Hou’s take on modernity, with its tech-mediated vanity and definition of love as non-committal, provides no room for nationalism. Unlike “A Time for Love,” which at least frames its characters against a recognizable historical moment, “A Time for Youth” drifts in a free-floating present. The year is 2005, but it might as well be 2055; the characters make no reference to current events, to anything that exists outside the bubble of their lives. The absence of any political or historical identity in this chapter is fascinating when seen in the context of the larger film. To varying degrees, the previous two chapters depict eras that valued duty to one’s country; even in “A Time for Love,” where military service seems to be an obstacle for the central romance, Chen never seems to begrudge the army for taking him away from his girl (though he is still sad, of course). In contrast, the only sense of duty present in “A Time for Youth” is toward individual whims and desires. As Hou portrays it, “nation” has become simply the place you live in, rather than something you’re loyal to.

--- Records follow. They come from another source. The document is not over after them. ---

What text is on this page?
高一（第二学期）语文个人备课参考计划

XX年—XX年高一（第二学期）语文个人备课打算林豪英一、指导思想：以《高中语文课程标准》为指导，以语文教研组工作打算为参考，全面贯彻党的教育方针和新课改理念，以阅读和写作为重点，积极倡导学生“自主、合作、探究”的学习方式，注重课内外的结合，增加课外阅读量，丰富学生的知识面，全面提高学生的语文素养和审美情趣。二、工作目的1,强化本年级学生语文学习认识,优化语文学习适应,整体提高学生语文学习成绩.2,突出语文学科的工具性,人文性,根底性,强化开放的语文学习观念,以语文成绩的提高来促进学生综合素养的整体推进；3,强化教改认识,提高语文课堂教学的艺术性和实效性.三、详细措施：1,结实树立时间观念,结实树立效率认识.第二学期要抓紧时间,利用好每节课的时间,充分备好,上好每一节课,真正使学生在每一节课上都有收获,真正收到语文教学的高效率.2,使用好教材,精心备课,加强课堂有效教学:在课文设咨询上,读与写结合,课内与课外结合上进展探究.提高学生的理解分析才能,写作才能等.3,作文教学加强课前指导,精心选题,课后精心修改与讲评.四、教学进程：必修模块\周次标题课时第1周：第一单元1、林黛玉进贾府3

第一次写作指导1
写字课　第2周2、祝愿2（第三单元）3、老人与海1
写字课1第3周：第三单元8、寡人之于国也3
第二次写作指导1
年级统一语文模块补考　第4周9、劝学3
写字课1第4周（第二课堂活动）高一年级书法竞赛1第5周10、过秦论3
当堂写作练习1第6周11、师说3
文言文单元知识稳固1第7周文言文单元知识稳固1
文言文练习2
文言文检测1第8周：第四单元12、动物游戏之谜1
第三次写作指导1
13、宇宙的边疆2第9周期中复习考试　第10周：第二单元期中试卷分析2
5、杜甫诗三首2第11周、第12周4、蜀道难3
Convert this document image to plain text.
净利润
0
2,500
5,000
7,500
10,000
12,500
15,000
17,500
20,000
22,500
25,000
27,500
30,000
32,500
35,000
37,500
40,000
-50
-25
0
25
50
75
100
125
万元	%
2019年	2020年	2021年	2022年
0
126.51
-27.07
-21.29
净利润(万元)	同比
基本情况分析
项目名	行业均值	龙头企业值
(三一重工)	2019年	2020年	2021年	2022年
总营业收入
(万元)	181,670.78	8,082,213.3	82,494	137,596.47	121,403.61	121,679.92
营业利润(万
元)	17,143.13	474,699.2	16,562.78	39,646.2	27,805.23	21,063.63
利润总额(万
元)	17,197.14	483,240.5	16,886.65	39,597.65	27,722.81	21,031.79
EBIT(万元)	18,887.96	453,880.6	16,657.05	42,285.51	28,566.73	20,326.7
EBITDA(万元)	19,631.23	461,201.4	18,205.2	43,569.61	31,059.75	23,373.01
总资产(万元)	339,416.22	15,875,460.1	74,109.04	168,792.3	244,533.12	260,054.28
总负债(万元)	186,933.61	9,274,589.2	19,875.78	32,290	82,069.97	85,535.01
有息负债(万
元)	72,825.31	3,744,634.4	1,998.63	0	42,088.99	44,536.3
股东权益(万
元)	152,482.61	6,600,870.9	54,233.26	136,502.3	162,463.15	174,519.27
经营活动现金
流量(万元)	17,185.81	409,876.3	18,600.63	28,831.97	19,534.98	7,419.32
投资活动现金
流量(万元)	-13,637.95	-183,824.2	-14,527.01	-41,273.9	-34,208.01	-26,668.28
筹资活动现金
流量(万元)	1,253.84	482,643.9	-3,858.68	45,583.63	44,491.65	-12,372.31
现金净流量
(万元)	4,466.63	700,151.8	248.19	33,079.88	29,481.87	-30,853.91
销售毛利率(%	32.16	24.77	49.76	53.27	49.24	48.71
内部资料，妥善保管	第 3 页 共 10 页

Watching these three segments side-by-side is like reading a flipbook – through juxtaposition, we notice the differences between the chapters, between eras. Because “A Time for Love” runs first, the ending feels almost pessimistic, except the scope of the entire film denies such a simplistic good-or-bad, happy-or-sad reading. Time itself is indifferent, and the film has that kind of indifference to it, even as Hou clearly feels more warmly toward certain eras than others. With a nimble touch, he manages to cast a critical eye while simultaneously acknowledging that change is inevitable – it is a stance marked by both assertion and compromise. And yet one thing remains unchanged – the faces of Shu Qi and Chang Chen, who travel from 1966 to 1911 to 2005 alongside us, aging (or reverse-aging) little more than we do. For me, the key to figuring out why Hou chose to keep the two leads constant throughout the film is precisely to note that they are pretty much the only thing that remains constant. Dress, décor, architecture, social etiquette – everything else metamorphoses in the 90-some years spanned by Hou’s film. The recurrence of the actors, I think, characterizes Three Times as, on one level, a tribute to cinema. It slips a bit of cinematic fantasy into the quotidian spaces of the film to remind us that it was only through film that such a project – three stories traversing nearly a century – could be accomplished.
On another level, I think there’s something else to be said about how the one segment with a happy ending comes first – before we see Shu and Chang in their other roles, we see them as a romantic pair. Viewing them in this way creates in us the expectation that they will cheerfully get together in later chapters, and when they don’t, it comes as a genuine surprise. The construction of this association between the actors is, I believe, Hou’s way of symbolically evoking the need for intimacy, which prevails across eras even when a stable definition of “love” does not. For even as years fade into decades and centuries roll by like waves on an infinite sea, the desire to be close to someone remains, binding us, driving us forward. Hou sees this need for passionate togetherness in people. Perhaps he wishes the same for his country.